Mais do que diagnósticos específicos, pretendemos apresentar um roteiro para que
se desenvolvam os dois itens citados para cada um dos países da CPLP.

2. Situação Nacional de Segurança Alimentar e Nutricional


Uma primeira preocupação diz respeito à Produção Agropecuária de
Alimentos. Em especial nos países com população considerável e com territórios vastos,
como Angola, Brasil e Moçambique, o abastecimento alimentar é ou poderia ser atendido
com a produção agropecuária de produtos destinados à alimentação. Considerar a
produção local de alimentos tem dois significados, um mais evidente, que é o de medir a
oferta ou quantidade produzida em relação à população. O segundo é que a produção gera
renda para agricultores e, portanto, aumenta sua capacidade de consumo. Não se deve
esquecer que, em termos relativos (às vezes, absolutos), a incidência de desnutrição é
maior na zona rural e estimular sua produção resulta em ofertar mais alimentos para as
cidades, mas também contribui no combate à fome entre os agricultores.
A preocupação seguinte diz respeito à Disponibilidade de Alimentos. Parte
considerável do que se produz é perdido ou desperdiçado, não se transformando em
consumo alimentar. Além disto, deve-se levar em conta o comércio exterior, com a
exportação diminuindo e a importação aumentando a disponibilidade interna de
alimentos. Países com pouca área agricultável podem se mostrar muito dependentes da
importação de alimentos e, por conseguinte, da geração de divisas de outros setores da
economia para garantir a disponibilidade interna de alimentos.
Na sequência, deve-se considerar como se dá o Acesso aos Alimentos. Neste
caso, a variável básica ser considerada é a renda da população, tanto seu valor médio
(renda per capita), quanto sua distribuição entre as classes sociais. Além da renda do
trabalho e patrimônio, o acesso aos alimentos pode ser propiciado por políticas públicas
de suplementação de renda (bolsas, aposentadorias, pensões), de alimentação escolar,
distribuição de cestas ou suprimentos alimentares etc.

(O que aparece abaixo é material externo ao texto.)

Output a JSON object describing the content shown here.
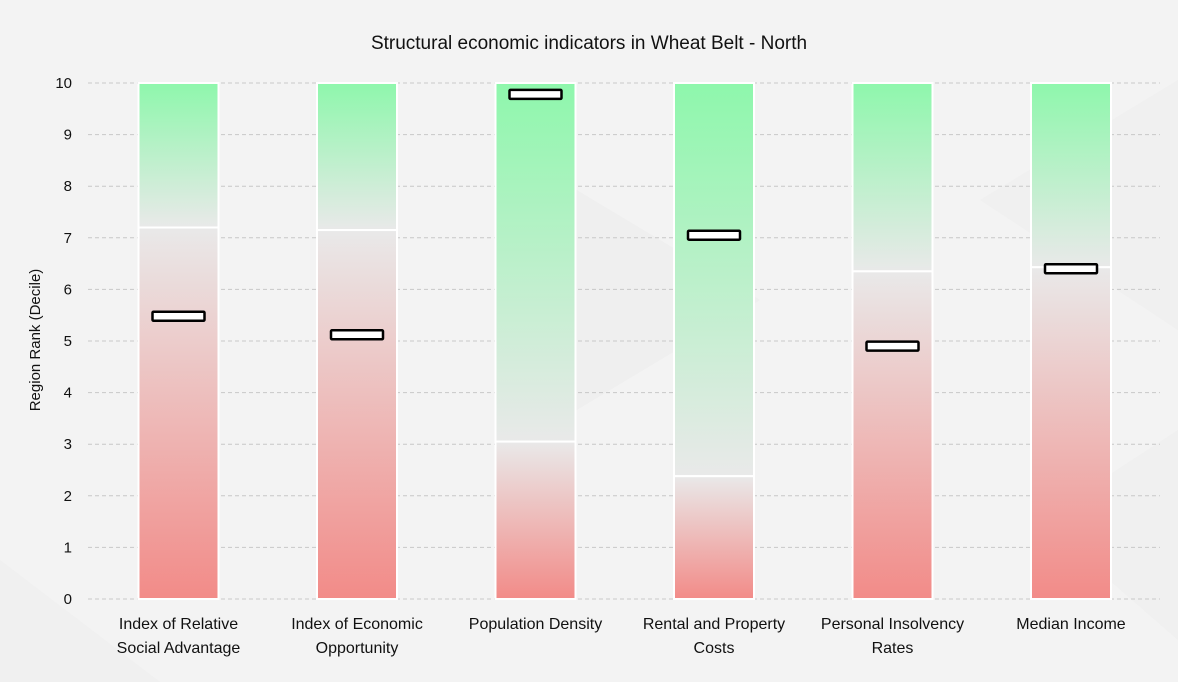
{
  "chart_data": {
    "type": "bar",
    "title": "Structural economic indicators in Wheat Belt - North",
    "ylabel": "Region Rank (Decile)",
    "xlabel": "",
    "ylim": [
      0,
      10
    ],
    "yticks": [
      0,
      1,
      2,
      3,
      4,
      5,
      6,
      7,
      8,
      9,
      10
    ],
    "grid": true,
    "categories": [
      [
        "Index of Relative",
        "Social Advantage"
      ],
      [
        "Index of Economic",
        "Opportunity"
      ],
      [
        "Population Density"
      ],
      [
        "Rental and Property",
        "Costs"
      ],
      [
        "Personal Insolvency",
        "Rates"
      ],
      [
        "Median Income"
      ]
    ],
    "split_values": [
      7.2,
      7.15,
      3.05,
      2.38,
      6.35,
      6.43
    ],
    "marker_values": [
      5.48,
      5.12,
      9.78,
      7.05,
      4.9,
      6.4
    ],
    "colors": {
      "high": "#8ef7ac",
      "low": "#f28b88",
      "neutral": "#e9e9e9",
      "marker_border": "#000000",
      "marker_fill": "#ffffff",
      "grid": "#c8c8c8",
      "text": "#111111"
    }
  }
}
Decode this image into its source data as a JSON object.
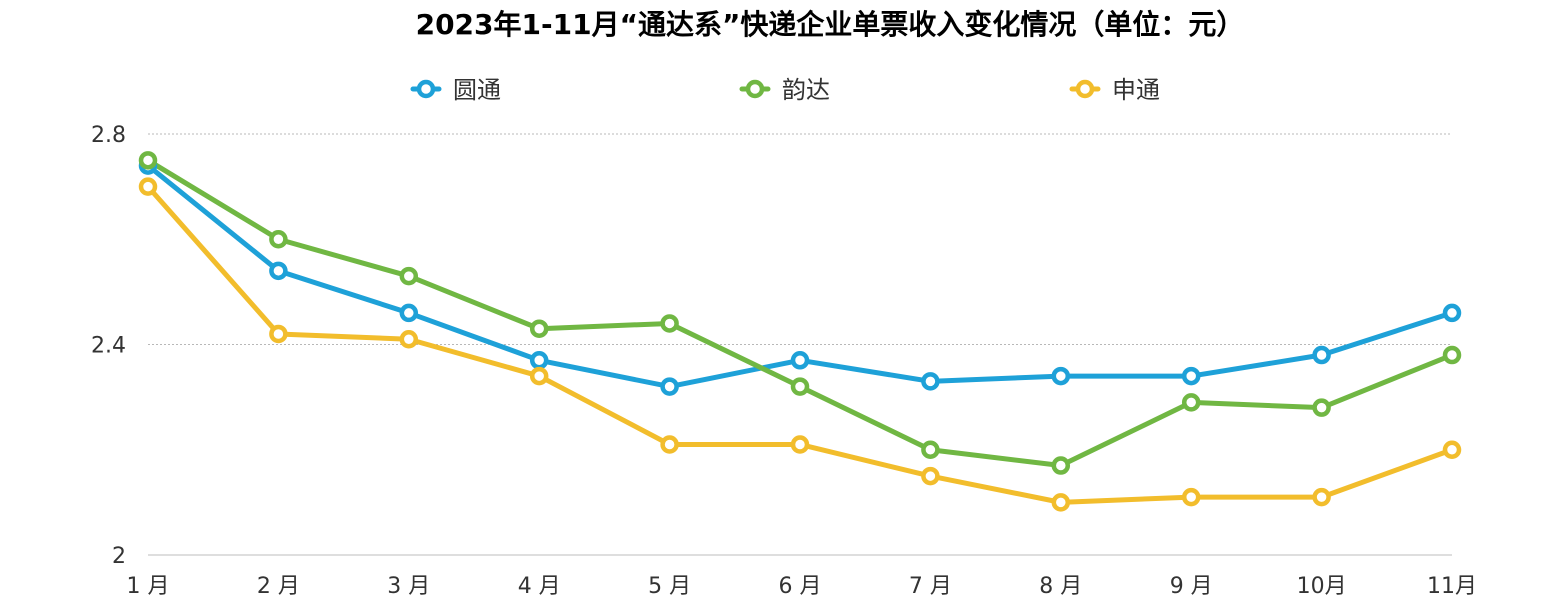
{
  "chart_data": {
    "type": "line",
    "title": "2023年1-11月“通达系”快递企业单票收入变化情况（单位：元）",
    "xlabel": "",
    "ylabel": "",
    "categories": [
      "1 月",
      "2 月",
      "3 月",
      "4 月",
      "5 月",
      "6 月",
      "7 月",
      "8 月",
      "9 月",
      "10月",
      "11月"
    ],
    "y_ticks": [
      "2",
      "2.4",
      "2.8"
    ],
    "ylim": [
      2.0,
      2.8
    ],
    "grid": true,
    "legend_position": "top",
    "series": [
      {
        "name": "圆通",
        "color": "#1ea1d8",
        "values": [
          2.74,
          2.54,
          2.46,
          2.37,
          2.32,
          2.37,
          2.33,
          2.34,
          2.34,
          2.38,
          2.46
        ]
      },
      {
        "name": "韵达",
        "color": "#70b743",
        "values": [
          2.75,
          2.6,
          2.53,
          2.43,
          2.44,
          2.32,
          2.2,
          2.17,
          2.29,
          2.28,
          2.38
        ]
      },
      {
        "name": "申通",
        "color": "#f2bd2c",
        "values": [
          2.7,
          2.42,
          2.41,
          2.34,
          2.21,
          2.21,
          2.15,
          2.1,
          2.11,
          2.11,
          2.2
        ]
      }
    ]
  }
}
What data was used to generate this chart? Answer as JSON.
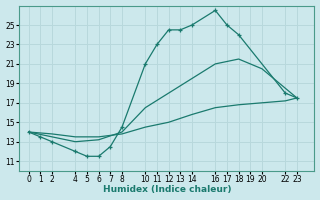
{
  "xlabel": "Humidex (Indice chaleur)",
  "bg_color": "#cce8ec",
  "grid_color": "#b8d8dc",
  "line_color": "#1a7a6e",
  "xticks": [
    0,
    1,
    2,
    4,
    5,
    6,
    7,
    8,
    10,
    11,
    12,
    13,
    14,
    16,
    17,
    18,
    19,
    20,
    22,
    23
  ],
  "xticklabels": [
    "0",
    "1",
    "2",
    "4",
    "5",
    "6",
    "7",
    "8",
    "10",
    "11",
    "12",
    "13",
    "14",
    "16",
    "17",
    "18",
    "19",
    "20",
    "22",
    "23"
  ],
  "yticks": [
    11,
    13,
    15,
    17,
    19,
    21,
    23,
    25
  ],
  "xlim": [
    -0.8,
    24.5
  ],
  "ylim": [
    10.0,
    27.0
  ],
  "line1_x": [
    0,
    1,
    2,
    4,
    5,
    6,
    7,
    8,
    10,
    11,
    12,
    13,
    14,
    16,
    17,
    18,
    22,
    23
  ],
  "line1_y": [
    14.0,
    13.5,
    13.0,
    12.0,
    11.5,
    11.5,
    12.5,
    14.5,
    21.0,
    23.0,
    24.5,
    24.5,
    25.0,
    26.5,
    25.0,
    24.0,
    18.0,
    17.5
  ],
  "line2_x": [
    0,
    2,
    4,
    6,
    8,
    10,
    12,
    14,
    16,
    18,
    20,
    22,
    23
  ],
  "line2_y": [
    14.0,
    13.5,
    13.0,
    13.2,
    14.0,
    16.5,
    18.0,
    19.5,
    21.0,
    21.5,
    20.5,
    18.5,
    17.5
  ],
  "line3_x": [
    0,
    2,
    4,
    6,
    8,
    10,
    12,
    14,
    16,
    18,
    20,
    22,
    23
  ],
  "line3_y": [
    14.0,
    13.8,
    13.5,
    13.5,
    13.8,
    14.5,
    15.0,
    15.8,
    16.5,
    16.8,
    17.0,
    17.2,
    17.5
  ]
}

A intervenção nos canais de
comercialização e nos tributos pode levar à diminuição nos preços dos alimentos e torná-
los mais acessíveis.
A complementar a preocupações com os três itens acima, sugerimos que se
elenquem variáveis que tratem da situação de SAN da população, ou seja, estabeleçam
um Diagnóstico de SAN. Neste caso, devem ser consideradas situações e medidas de
desnutrição da população como um todo, bem como de segmentos específicos, levando
em conta a idade, sexo, região de moradia, minorias étnicas etc. Além da desnutrição,
sem dúvida o problema mais grave em países pobres, não se deve esquecer que vêm
crescendo os indicadores de sobrepeso e obesidade, que resultam em doenças como
diabetes, cardiovasculares, alguns tipos de cânceres e outras.
A Organização das Nações Unidas para Agricultura e Alimentação (FAO) tem
acompanhado a situação de SAN dos países, através de vários indicadores. Alguns deles
são apresentados para os integrantes da CPLP na Tabela 1.

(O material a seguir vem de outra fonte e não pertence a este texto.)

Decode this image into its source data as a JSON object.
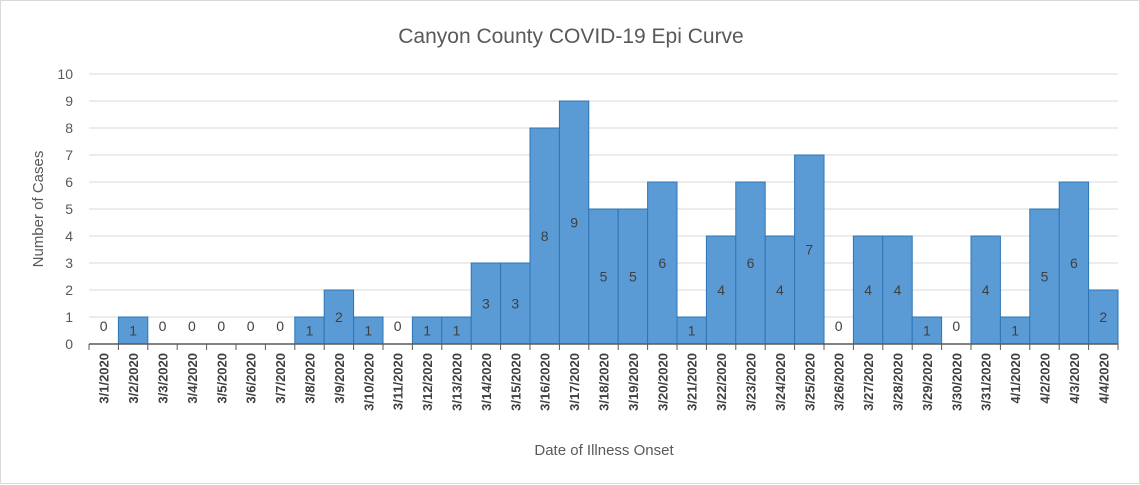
{
  "chart_data": {
    "type": "bar",
    "title": "Canyon County COVID-19 Epi Curve",
    "xlabel": "Date of Illness Onset",
    "ylabel": "Number of Cases",
    "ylim": [
      0,
      10
    ],
    "yticks": [
      0,
      1,
      2,
      3,
      4,
      5,
      6,
      7,
      8,
      9,
      10
    ],
    "grid": true,
    "legend": "none",
    "bar_color": "#5b9bd5",
    "bar_edge_color": "#2e75b6",
    "categories": [
      "3/1/2020",
      "3/2/2020",
      "3/3/2020",
      "3/4/2020",
      "3/5/2020",
      "3/6/2020",
      "3/7/2020",
      "3/8/2020",
      "3/9/2020",
      "3/10/2020",
      "3/11/2020",
      "3/12/2020",
      "3/13/2020",
      "3/14/2020",
      "3/15/2020",
      "3/16/2020",
      "3/17/2020",
      "3/18/2020",
      "3/19/2020",
      "3/20/2020",
      "3/21/2020",
      "3/22/2020",
      "3/23/2020",
      "3/24/2020",
      "3/25/2020",
      "3/26/2020",
      "3/27/2020",
      "3/28/2020",
      "3/29/2020",
      "3/30/2020",
      "3/31/2020",
      "4/1/2020",
      "4/2/2020",
      "4/3/2020",
      "4/4/2020"
    ],
    "values": [
      0,
      1,
      0,
      0,
      0,
      0,
      0,
      1,
      2,
      1,
      0,
      1,
      1,
      3,
      3,
      8,
      9,
      5,
      5,
      6,
      1,
      4,
      6,
      4,
      7,
      0,
      4,
      4,
      1,
      0,
      4,
      1,
      5,
      6,
      2
    ]
  }
}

Tabela 1 – Indicadores de Desnutrição e Obesidade na população de países integrantes da
Comunidade de Países de Língua Portuguesa.

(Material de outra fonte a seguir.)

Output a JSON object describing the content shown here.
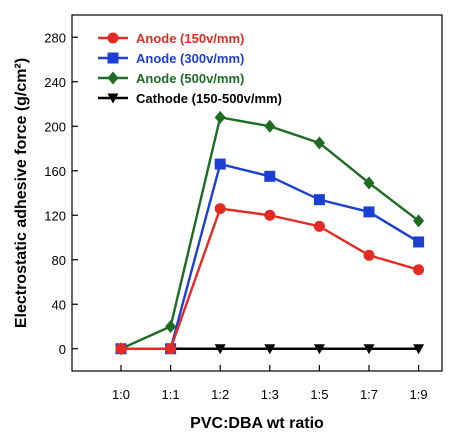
{
  "chart_data": {
    "type": "line",
    "title": "",
    "xlabel": "PVC:DBA wt ratio",
    "ylabel": "Electrostatic adhesive force (g/cm²)",
    "categories": [
      "1:0",
      "1:1",
      "1:2",
      "1:3",
      "1:5",
      "1:7",
      "1:9"
    ],
    "ylim": [
      -20,
      300
    ],
    "yticks": [
      0,
      40,
      80,
      120,
      160,
      200,
      240,
      280
    ],
    "grid": false,
    "legend_position": "top-left",
    "series": [
      {
        "name": "Anode (150v/mm)",
        "color": "#e32b24",
        "marker": "circle",
        "values": [
          0,
          0,
          126,
          120,
          110,
          84,
          71
        ]
      },
      {
        "name": "Anode (300v/mm)",
        "color": "#1c3fd4",
        "marker": "square",
        "values": [
          0,
          0,
          166,
          155,
          134,
          123,
          96
        ]
      },
      {
        "name": "Anode (500v/mm)",
        "color": "#1e6b24",
        "marker": "diamond",
        "values": [
          0,
          20,
          208,
          200,
          185,
          149,
          115
        ]
      },
      {
        "name": "Cathode (150-500v/mm)",
        "color": "#000000",
        "marker": "triangle-down",
        "values": [
          0,
          0,
          0,
          0,
          0,
          0,
          0
        ]
      }
    ]
  }
}
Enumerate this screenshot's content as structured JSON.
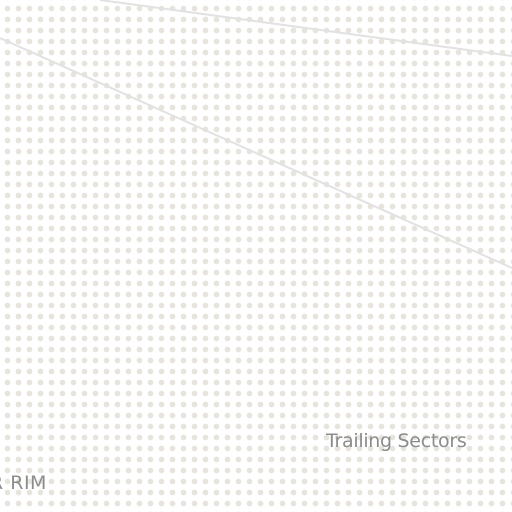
{
  "map": {
    "labels": {
      "region": "Trailing Sectors",
      "partial_edge_label": "R RIM"
    },
    "colors": {
      "background": "#ffffff",
      "dot_pattern": "#e6e4dc",
      "road": "#e2e2e2",
      "label_text": "#8c8c8c"
    }
  }
}
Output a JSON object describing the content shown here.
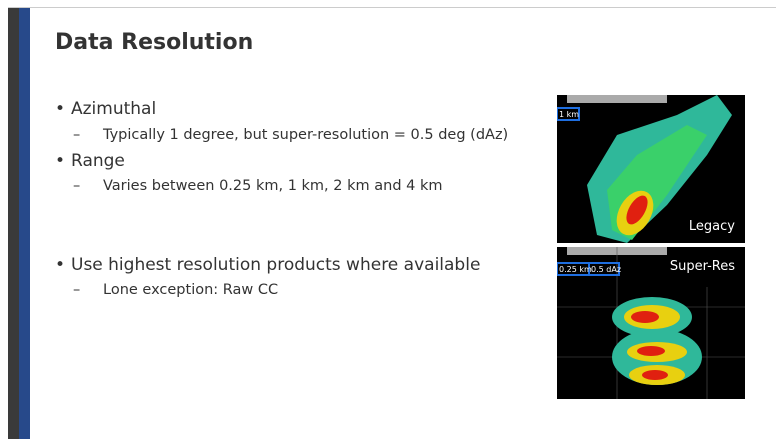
{
  "slide": {
    "title": "Data Resolution",
    "bullets": [
      {
        "text": "Azimuthal",
        "sub": [
          "Typically 1 degree, but super-resolution = 0.5 deg (dAz)"
        ]
      },
      {
        "text": "Range",
        "sub": [
          "Varies between 0.25 km, 1 km, 2 km and 4 km"
        ]
      },
      {
        "text": "Use highest resolution products where available",
        "sub": [
          "Lone exception: Raw CC"
        ]
      }
    ],
    "images": [
      {
        "caption": "Legacy",
        "tags": [
          "1 km"
        ]
      },
      {
        "caption": "Super-Res",
        "tags": [
          "0.25 km",
          "0.5 dAz"
        ]
      }
    ]
  }
}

Subalimentação Total* Déf. Cresc. Crianças** Obesidade Adultos***
Países
2004-06 2016-18 2012 2018 2012 2016
Angola 54,8 25,0 n.d. 37,6 5,6 6,8
Brasil 4,6 <2,5 n.d. n.d. 19,9 22,3
Cabo Verde 14,0 12,6 n.d. n.d. 8,9 10,6
Guiné-Bissau 24,4 28,0 32,2 27,6 6,8 8,2
Guiné Equatorial n.d. n.d. 26,2 n.d. 6,2 7,4
Moçambique 37,0 27,9 42,9 n.d. 5,1 6,0
Portugal <2,5 <2,5 n.d. n.d. 21,0 23,2
São Tomé e Príncipe 9,4 7,0 30,6 17,2 8,9 10,6
Timor Leste 31,3 24,9 57,5 50,9 2,4 2,9
Mundo 14,4 10,7 25,0 21,9 11,7 13,2
*Prevalência da subalimentação na população total; **Prevalência déficit crescimento em crianças abaixo
de cinco anos; ***Prevalência de obesidade na população adulta (18 anos ou mais); n.d. – não disponível.
Fonte: FAO (2019).
Há ausência de informações, em especial para o déficit de crescimento de crianças.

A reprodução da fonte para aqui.